第17話:教育環境の変化 ②

特に20代の親御さんにとっては子供たちに対して十分な模範を示していたとしても、経験がないもしくは少ないために解決法を示すことが難しいケースもあり、これらの問題はどちらかというと親にとっても難しい部分があるため、「子供には同じ思いをして欲しくない」という親心から来ることもある。


 そのため、子供たちにとっても“親に相談しにくい”、“親に迷惑をかけたくないから相談出来ない”のような心理に陥り、何か問題が起きても家庭内における子供たちの立ち位置が難しくなり、何かが起きるまで我慢してしまうケースもかなりある。


 このような小さなストレスの積み重ねが子供たちの気持ちを病ませてしまう要因になり、このような子供たちの悩みが将来を悲観する習慣を付けてしまうのだと思う。


 このような状態になってしまったときに最も恐いのは“お互いに潰し合う”という認識が“他責思考”に繋がっていくことだ。特に学年があがっていくことで個々に起きる問題の複雑化や受験する子供たちとそうではない子供たちでは物事の捉え方も異なっており、価値観の違いから衝突する事も多い。


 今は以前に比べると子供たちの多様化が目立つようになってきており、小学校入学時点ではそこまで問題がなかったとしても学年があがる毎に関わる相手も広がっていくし、責任を伴う活動などが増えていき、さまざまな人と意見を交わしながら1つの物や行事、イベントを作り上げていく立場になる。


 私は親と子の価値観が違うことに気が付くのは小学生の頃に顕著になると感じている。


 その理由として、今までは小さなコミュニティでかつ限られたエリアの人と生活していたため、特定の人とは頻繁に会うことがあっても、そうではない人とは頻繁に会うことはないため、特定の人との関係性がその子にとって“日常”になっていくのだが、小学校になると周囲の幼稚園やこども園など小さいコミュニティがいくつも1つの場所に集まることになるため、多様な価値観が1カ所に集まることになり、個々に持っている価値観によっては攻撃対象になってしまう可能性もある。


 そのため、学校で同じ勉強をしていても子供たちの着眼点が違っていることを指摘し、その場で注意して直そうとしてしまうことや子供たちが見つけたことに対して「○○さん素敵なところに着目しましたね。ただ、この答えは○○です」のようにせっかく子供たちが見つけた答えを正解にせず、模範解答を正解にすることで“先生は自分よりも○○のほうが可愛がられている”と勘違いしてしまい、その人を攻撃するようになる。

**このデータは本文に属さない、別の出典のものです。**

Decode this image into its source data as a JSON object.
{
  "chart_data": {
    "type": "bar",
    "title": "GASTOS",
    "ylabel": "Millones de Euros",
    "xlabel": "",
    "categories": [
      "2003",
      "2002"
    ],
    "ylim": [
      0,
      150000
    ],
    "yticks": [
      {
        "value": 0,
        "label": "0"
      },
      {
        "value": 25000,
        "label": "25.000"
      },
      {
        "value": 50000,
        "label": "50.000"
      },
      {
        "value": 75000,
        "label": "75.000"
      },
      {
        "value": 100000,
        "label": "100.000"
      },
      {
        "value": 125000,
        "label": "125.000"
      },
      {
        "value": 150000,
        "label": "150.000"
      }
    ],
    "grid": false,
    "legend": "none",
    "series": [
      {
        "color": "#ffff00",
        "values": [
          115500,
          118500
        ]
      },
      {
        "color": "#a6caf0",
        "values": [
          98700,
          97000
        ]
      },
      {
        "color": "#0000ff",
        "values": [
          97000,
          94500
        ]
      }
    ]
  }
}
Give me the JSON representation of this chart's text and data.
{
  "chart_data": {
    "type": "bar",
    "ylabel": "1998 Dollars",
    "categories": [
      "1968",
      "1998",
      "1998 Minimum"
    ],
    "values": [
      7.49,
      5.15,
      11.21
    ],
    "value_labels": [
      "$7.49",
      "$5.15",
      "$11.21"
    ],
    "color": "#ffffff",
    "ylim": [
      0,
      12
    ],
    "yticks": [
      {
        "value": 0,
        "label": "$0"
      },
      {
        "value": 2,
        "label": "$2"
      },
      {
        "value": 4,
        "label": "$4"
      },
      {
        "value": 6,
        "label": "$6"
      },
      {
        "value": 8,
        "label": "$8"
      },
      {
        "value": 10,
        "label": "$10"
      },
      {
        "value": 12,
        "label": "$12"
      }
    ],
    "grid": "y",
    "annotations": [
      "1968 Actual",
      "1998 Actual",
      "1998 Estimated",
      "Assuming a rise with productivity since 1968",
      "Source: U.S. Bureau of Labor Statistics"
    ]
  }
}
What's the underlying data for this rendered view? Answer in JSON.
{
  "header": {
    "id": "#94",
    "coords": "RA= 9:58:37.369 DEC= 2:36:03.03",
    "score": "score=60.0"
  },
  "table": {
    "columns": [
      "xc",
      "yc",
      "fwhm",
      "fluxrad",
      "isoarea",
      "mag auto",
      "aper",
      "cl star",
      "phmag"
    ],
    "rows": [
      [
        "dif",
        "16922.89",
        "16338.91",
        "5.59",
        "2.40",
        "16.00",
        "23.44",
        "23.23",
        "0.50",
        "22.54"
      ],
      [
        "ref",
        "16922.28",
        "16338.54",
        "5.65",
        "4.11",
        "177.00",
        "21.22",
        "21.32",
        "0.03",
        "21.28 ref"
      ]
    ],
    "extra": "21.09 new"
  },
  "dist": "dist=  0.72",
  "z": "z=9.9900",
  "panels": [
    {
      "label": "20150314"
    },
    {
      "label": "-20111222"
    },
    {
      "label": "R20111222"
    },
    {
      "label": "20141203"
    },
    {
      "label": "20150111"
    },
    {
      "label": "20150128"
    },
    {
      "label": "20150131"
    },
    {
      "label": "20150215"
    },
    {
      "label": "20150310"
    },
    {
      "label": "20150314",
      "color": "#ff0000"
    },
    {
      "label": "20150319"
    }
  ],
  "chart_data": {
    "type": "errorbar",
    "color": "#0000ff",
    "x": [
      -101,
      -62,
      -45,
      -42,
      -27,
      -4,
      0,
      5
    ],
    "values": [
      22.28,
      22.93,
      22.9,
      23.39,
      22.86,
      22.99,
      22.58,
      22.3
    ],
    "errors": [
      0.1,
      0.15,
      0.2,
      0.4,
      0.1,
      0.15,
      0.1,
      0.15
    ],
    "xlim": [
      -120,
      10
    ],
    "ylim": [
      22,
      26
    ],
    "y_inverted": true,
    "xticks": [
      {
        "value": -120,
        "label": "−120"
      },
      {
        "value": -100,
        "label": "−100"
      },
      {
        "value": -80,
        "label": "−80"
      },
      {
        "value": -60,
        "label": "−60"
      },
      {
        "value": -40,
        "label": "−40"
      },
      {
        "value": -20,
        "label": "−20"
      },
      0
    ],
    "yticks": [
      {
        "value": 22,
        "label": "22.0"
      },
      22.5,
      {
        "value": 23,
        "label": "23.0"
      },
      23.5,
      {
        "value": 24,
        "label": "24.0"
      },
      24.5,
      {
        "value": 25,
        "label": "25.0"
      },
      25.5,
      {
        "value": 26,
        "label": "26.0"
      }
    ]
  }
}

 すると、やられた子供たちが親御さんに“今日、○○先生が○○さんをひいきしていた”という相談をして、その報告を受けた親御さんが別の親御さんに話して別の親御さんへ話すことで起きたことが周囲に認知されていくことでその先生に対する悪いイメージがついてしまう。


 その結果、先生はカリキュラムに基づいて授業を進めているだけなのだが、親御さんから見ると“先生が子供をいじめているのではないか?”という子供を守りたいという親心から感じた視点も十分に考えられる。


 今は多様性を重視しているため、どのような状況になっても本人を尊重する事が増えているが、人によっては“そういう人がいるから私たちのイメージが変わってしまう”や“あなたのせいでクラス成績のイメージが悪くなった”など自分のイメージが傷つく可能性がある場合にはその相手を攻撃する傾向がある。


 これは、今の日本における相互理解の希薄化が進み、相手のことを十分に理解する事なく、自身の主張を正当化することで本来は必要のない争いを無意識のうちに発生させているケースだ。


 特に現在はコロナ渦ということもあり、同じ学校の人とは交流出来るが、他の学校の人との対面交流が以前と比べると減っているもしくは制限があることから同じ学校であっても本人がいないところで責任の押し付け合いなどが起きやすくなり、大事になるまで周囲にいる人以外は誰も気がつかない事が多い。


そして、現在はデジタル化も進んでいることから今まではアナログ型だった問題がデジタル化の進行によってデジタル型の問題として移行しており、この移行が急速に進んだことでこれまで表面化していなかった課題が表面化し、問題によってはすぐに対応が出来ないほどかなり複雑な問題になっている。